Stephen-
I deeply sympathize, since I am going through the same
thing. Nothing is more frustrating than spending
several minutes trying to get a 6 or 7X tippet through
the eye of a size 22 midge. Sometimes I think it would
be easier to drop the fly on the ground and throw tne
tippet at it.
My plan is to visit my eye doctor and get a pair of
glasses especially for use on the water (will probably
drop them in the drink first trip out!) similar to the
ones you describe and made to my prescription and
hopefully with all the features you mention. In the
meantime I carry a pair of very small, very cheap 1/4
lens magnifying glasses that fit easily in my vest. I
also make use of a needle threader, one of those
little wire gizmos they sell in the fabric and sewing
section of stores. Same principle as the threader
flyboxes that Jerry mentioned, but lots cheaper. I
just keep one in my midge box.
Good luck.
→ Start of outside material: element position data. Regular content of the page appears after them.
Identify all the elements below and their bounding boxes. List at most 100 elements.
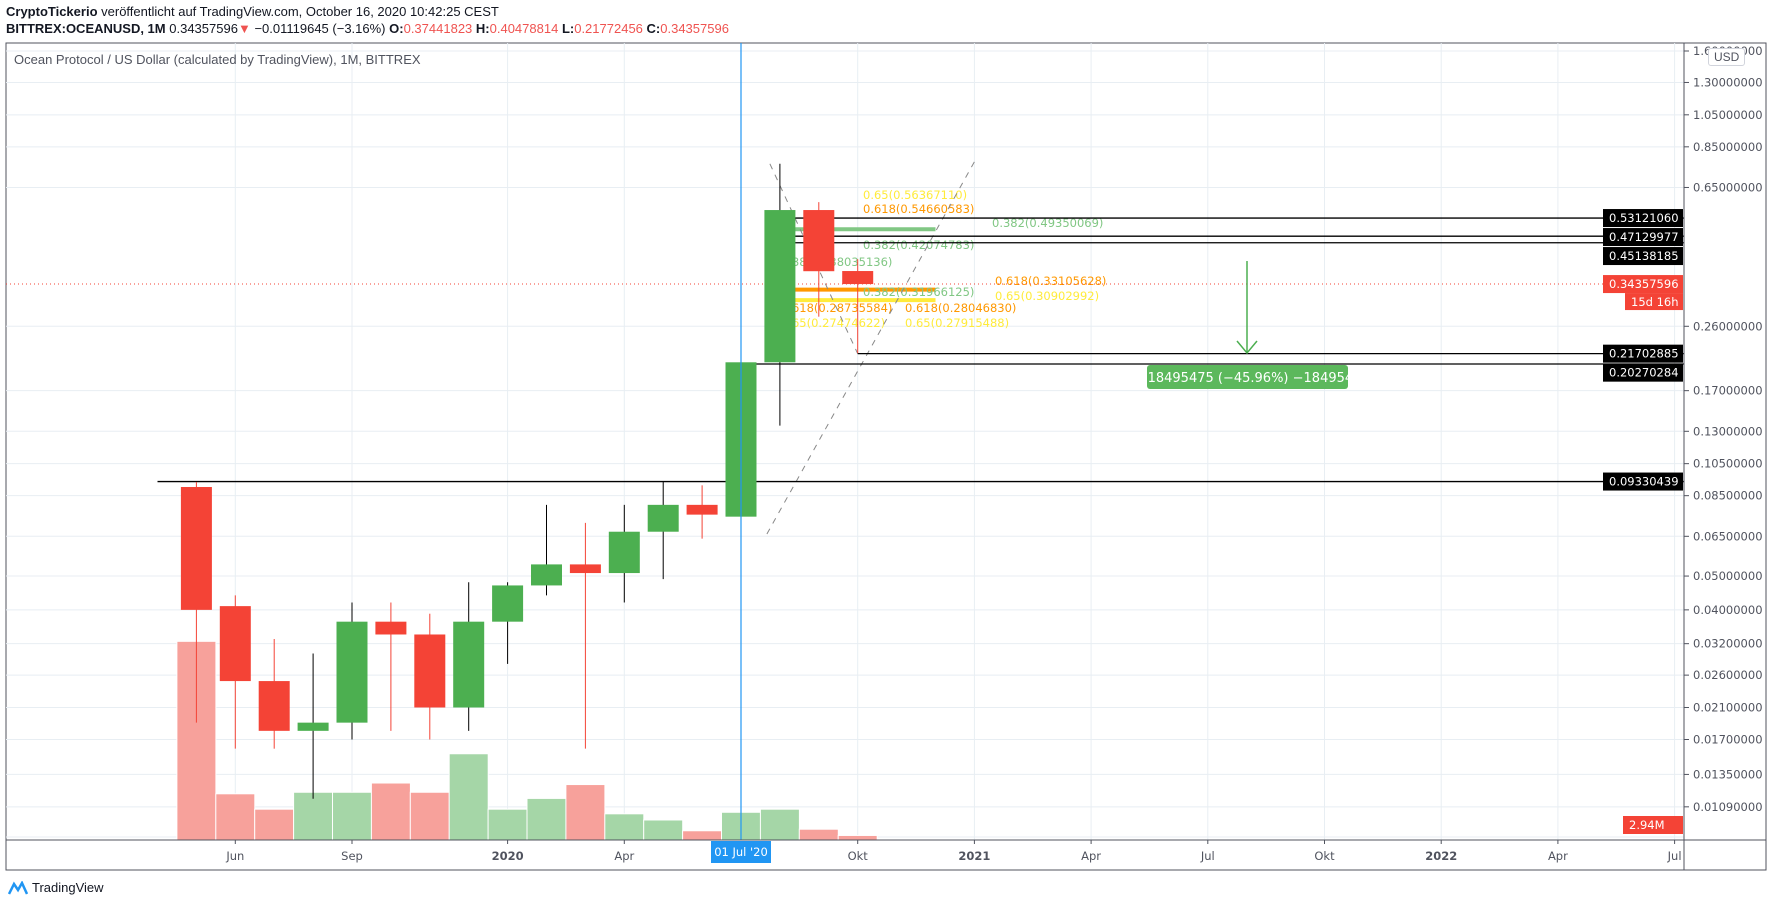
volume-bar xyxy=(215,793,256,841)
candle-body xyxy=(453,621,485,708)
price-tick-label: 1.05000000 xyxy=(1693,108,1763,122)
time-tick-label: Apr xyxy=(1548,849,1568,863)
volume-bar xyxy=(798,828,839,841)
candle-body xyxy=(336,621,368,723)
volume-bar xyxy=(409,791,450,841)
c-label: C: xyxy=(646,21,661,36)
chart-frame xyxy=(5,42,1767,871)
time-tick-label: Jul xyxy=(1200,849,1215,863)
h-label: H: xyxy=(475,21,490,36)
candle-body xyxy=(258,681,290,731)
down-arrow-icon: ▼ xyxy=(237,21,251,36)
fib-label: 0.65(0.27915488) xyxy=(905,316,1009,330)
candle-body xyxy=(803,210,835,272)
volume-bar xyxy=(643,819,684,841)
volume-bar xyxy=(332,791,372,841)
price-tick-label: 0.01090000 xyxy=(1693,800,1763,814)
time-tick-label: 2021 xyxy=(958,849,990,863)
time-tick-label: Okt xyxy=(1314,849,1335,863)
candle-body xyxy=(531,564,562,586)
price-tick-label: 0.08500000 xyxy=(1693,489,1763,503)
price-level-label: 0.21702885 xyxy=(1609,347,1679,361)
price-tick-label: 0.06500000 xyxy=(1693,529,1763,543)
volume-bar xyxy=(565,784,606,841)
publish-info: CryptoTickerio veröffentlicht auf Tradin… xyxy=(6,4,499,19)
tradingview-logo[interactable]: TradingView xyxy=(8,880,104,895)
price-level-label: 0.09330439 xyxy=(1609,475,1679,489)
fib-label: 0.65(0.30902992) xyxy=(995,289,1099,303)
fib-label: 0.618(0.28046830) xyxy=(905,301,1016,315)
current-price-badge xyxy=(1603,275,1683,294)
time-tick-label: Apr xyxy=(1081,849,1101,863)
arrow-down-icon xyxy=(1236,340,1258,355)
time-tick-label: Jul xyxy=(1667,849,1682,863)
candle-body xyxy=(297,722,329,731)
candle-body xyxy=(764,210,796,363)
fib-label: 0.618(0.33105628) xyxy=(995,274,1106,288)
measure-label-box xyxy=(1147,365,1348,389)
volume-bar xyxy=(604,813,645,841)
volume-bar xyxy=(487,808,528,841)
fib-label: 0.382(0.38035136) xyxy=(781,255,892,269)
price-tick-label: 0.04000000 xyxy=(1693,603,1763,617)
fib-label: 0.382(0.42074783) xyxy=(863,238,974,252)
time-tick-label: Apr xyxy=(614,849,634,863)
price-tick-label: 0.05000000 xyxy=(1693,569,1763,583)
brand-name: TradingView xyxy=(32,880,104,895)
author[interactable]: CryptoTickerio xyxy=(6,4,98,19)
volume-label: 2.94M xyxy=(1629,818,1665,832)
symbol-info: BITTREX:OCEANUSD, 1M 0.34357596▼ −0.0111… xyxy=(6,21,729,36)
high-value: 0.40478814 xyxy=(489,21,559,36)
publish-date: veröffentlicht auf TradingView.com, Octo… xyxy=(101,4,499,19)
currency-button[interactable]: USD xyxy=(1708,48,1746,66)
candle-body xyxy=(569,564,601,574)
symbol: BITTREX:OCEANUSD, 1M xyxy=(6,21,166,36)
price-tick-label: 0.01700000 xyxy=(1693,732,1763,746)
time-tick-label: Okt xyxy=(848,849,869,863)
volume-bar xyxy=(526,797,567,841)
price-level-badge xyxy=(1603,247,1683,266)
price-level-label: 0.47129977 xyxy=(1609,230,1679,244)
price-tick-label: 0.13000000 xyxy=(1693,424,1763,438)
o-label: O: xyxy=(389,21,404,36)
price-level-badge xyxy=(1603,472,1683,491)
price-tick-label: 0.17000000 xyxy=(1693,384,1763,398)
price-tick-label: 0.02100000 xyxy=(1693,700,1763,714)
low-value: 0.21772456 xyxy=(574,21,643,36)
volume-bar xyxy=(759,808,800,841)
volume-bar xyxy=(254,808,295,841)
candle-body xyxy=(647,504,679,532)
price-tick-label: 0.03200000 xyxy=(1693,637,1763,651)
countdown-label: 15d 16h xyxy=(1631,295,1679,309)
price-level-badge xyxy=(1603,228,1683,247)
open-value: 0.37441823 xyxy=(403,21,473,36)
volume-bar xyxy=(448,753,489,841)
countdown-badge xyxy=(1625,293,1683,311)
fib-label: 0.382(0.49350069) xyxy=(992,216,1103,230)
candle-body xyxy=(414,634,446,708)
candle-body xyxy=(686,504,718,515)
candle-body xyxy=(180,487,212,610)
current-price-label: 0.34357596 xyxy=(1609,277,1679,291)
change: −0.01119645 (−3.16%) xyxy=(254,21,386,36)
volume-badge xyxy=(1623,816,1683,834)
measure-label: −0.18495475 (−45.96%) −18495475 xyxy=(1124,371,1369,386)
price-level-label: 0.45138185 xyxy=(1609,249,1679,263)
time-tick-label: Jun xyxy=(225,849,244,863)
fib-label: 0.382(0.31966125) xyxy=(863,285,974,299)
tradingview-logo-icon xyxy=(8,880,28,895)
l-label: L: xyxy=(561,21,575,36)
fib-label: 0.65(0.27474622) xyxy=(781,316,885,330)
time-tick-label: Sep xyxy=(341,849,363,863)
candle-body xyxy=(219,606,251,682)
candle-body xyxy=(375,621,407,635)
price-tick-label: 0.85000000 xyxy=(1693,140,1763,154)
price-level-badge xyxy=(1603,209,1683,228)
candle-body xyxy=(608,531,640,574)
price-tick-label: 0.01350000 xyxy=(1693,767,1763,781)
crosshair-time-label: 01 Jul '20 xyxy=(714,845,768,859)
fib-label: 0.618(0.54660583) xyxy=(863,202,974,216)
candle-body xyxy=(842,271,874,285)
time-tick-label: 2022 xyxy=(1425,849,1457,863)
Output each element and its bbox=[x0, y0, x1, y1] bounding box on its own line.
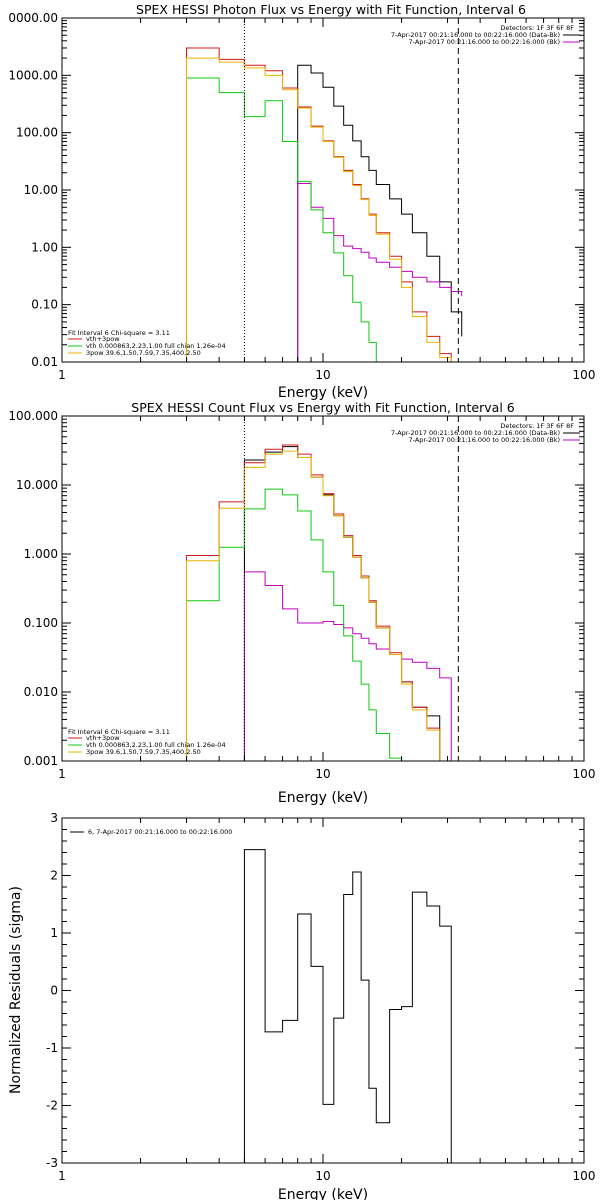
residuals-y-tick-label: -3 bbox=[46, 1156, 58, 1170]
count-x-tick-label: 100 bbox=[573, 767, 596, 781]
photon-y-tick-label: 0000.00 bbox=[8, 11, 58, 25]
residuals-legend-label: 6, 7-Apr-2017 00:21:16.000 to 00:22:16.0… bbox=[88, 828, 232, 836]
photon-y-tick-label: 0.10 bbox=[31, 298, 58, 312]
count-legend-label-2: 3pow 39.6,1.50,7.59,7.35,400,2.50 bbox=[86, 748, 201, 756]
photon-series-data-bk bbox=[297, 64, 463, 362]
count-x-tick-label: 1 bbox=[58, 767, 66, 781]
count-plot-frame bbox=[61, 415, 585, 762]
count-series-bk bbox=[243, 571, 452, 761]
residuals-x-tick-label: 10 bbox=[315, 1169, 330, 1183]
photon-header-line-bk: 7-Apr-2017 00:21:16.000 to 00:22:16.000 … bbox=[409, 38, 560, 46]
count-y-ticks: 0.001 0.010 0.100 1.000 10.000 100.000 bbox=[8, 409, 584, 768]
photon-flux-panel: SPEX HESSI Photon Flux vs Energy with Fi… bbox=[8, 2, 595, 401]
count-series-layer bbox=[186, 444, 452, 761]
photon-y-tick-label: 1000.00 bbox=[8, 68, 58, 82]
residuals-panel: 1 10 100 -3 -2 -1 0 1 2 3 Energy (keV) Normalize… bbox=[8, 811, 595, 1200]
count-y-tick-label: 0.010 bbox=[24, 685, 58, 699]
photon-fit-label: Fit Interval 6 Chi-square = 3.11 bbox=[68, 329, 170, 337]
photon-series-bk bbox=[297, 182, 463, 362]
residuals-y-tick-label: 1 bbox=[50, 926, 58, 940]
count-header-line-bk: 7-Apr-2017 00:21:16.000 to 00:22:16.000 … bbox=[409, 436, 560, 444]
photon-detectors-label: Detectors: 1F 3F 6F 8F bbox=[500, 24, 574, 32]
residuals-y-tick-label: 0 bbox=[50, 984, 58, 998]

Let us know how you make out finding what
you're looking for, I'm sure there are plenty of us in
the same boat.
-John
Oregon
--- Stephen DiCerbo <[EMAIL PROTECTED]> wrote:
>
> Well, it had to happen...
>
> I was none too pleased, when, twenty years ago an
> eye doctor had
> indicated to me that all folks eventually need
> glasses.. reading
> glasses type of thing...
>
> I have always been pleased with my good eyesight,
> distant, and up
> close both.... Two tools an artist worries about
> : his eyes and his
> hands....
>
> I haven't been having much luck with either as of
> late, having
> stabbing myself in the wrist last fall, half of my
> left hand remains
> clumsy, inept , hypersensitive to cold, and numb....
> But I still
> consider (or remind myself) myself to be lucky on
> that one....
>
> At least I draw with my right hand.... but
> tying flies and
> terminal tackle has taken on a whole new flavor....
>
>
> Now, seemingly overnight (but not likely), the
> other has happened...
> things like flies, hooks, tying materials, and text
> in the 0-2' range
> are out of focus.... 15 minutes trying to poke a
> tippet end into a
> hook eye is enough to make a person relinquish
> themselves to the
> inevitable.....
>
> It a curse..... any drug store magnifiers
> help up close, but give
> me an instant headache when I look up....
>
> And the stream side thing... I need to resolve
> that.... I need to be
> able to see close up (problem area) and far away,
> have it Polarized and
> tinted (as in sunglasses)
>
> question one:
>
> Are there glasses available that include
> the following features
> (all together):
>
> bifocal, but transitional glass (no abrupt
> line of
> demarcation)
>
> Polarized sunglasses (of the high quality
> variety like
> Corning Serengettis, Nikons, etc...)
>
> Photogrey..... ability to lighten and
> darken as conditions
> warrant.
>
> In reality, looking good is secondary....
> they are for
> fishing, and I'll even do the "buddy Holly" route
> if need be... :^)
>
>
> question two:
>
> anybody tried these, and what are the pros and
> cons involved?:
>
>
http://www.cabelas.com/cabelas/en/templates/product/standard-item.jhtml?id=0011680711487a&navAction=jump&navCount=2&indexId=cat130011&podId=0011680&catalogCode=IC&parentId=cat130011&parentType=index
>
> please excuse the line breaks in this URL if
> they occur... its a
> long one....
>
>
> question three....
>
> does anybody know who might carry those little
> flip down
> magnifiers that attach to the bridge of standard
> glasses (sunglasses),
> which flip up and out of the way for anything by the
> close up vision
> stuff?
>
>
> thanks from someone turning another corner down
> the long road...
>
>
> Stephen
=====
The River-
You passers-by, who share my journey,
You move and change,I move and am the same;
You move and are gone, I move and remain.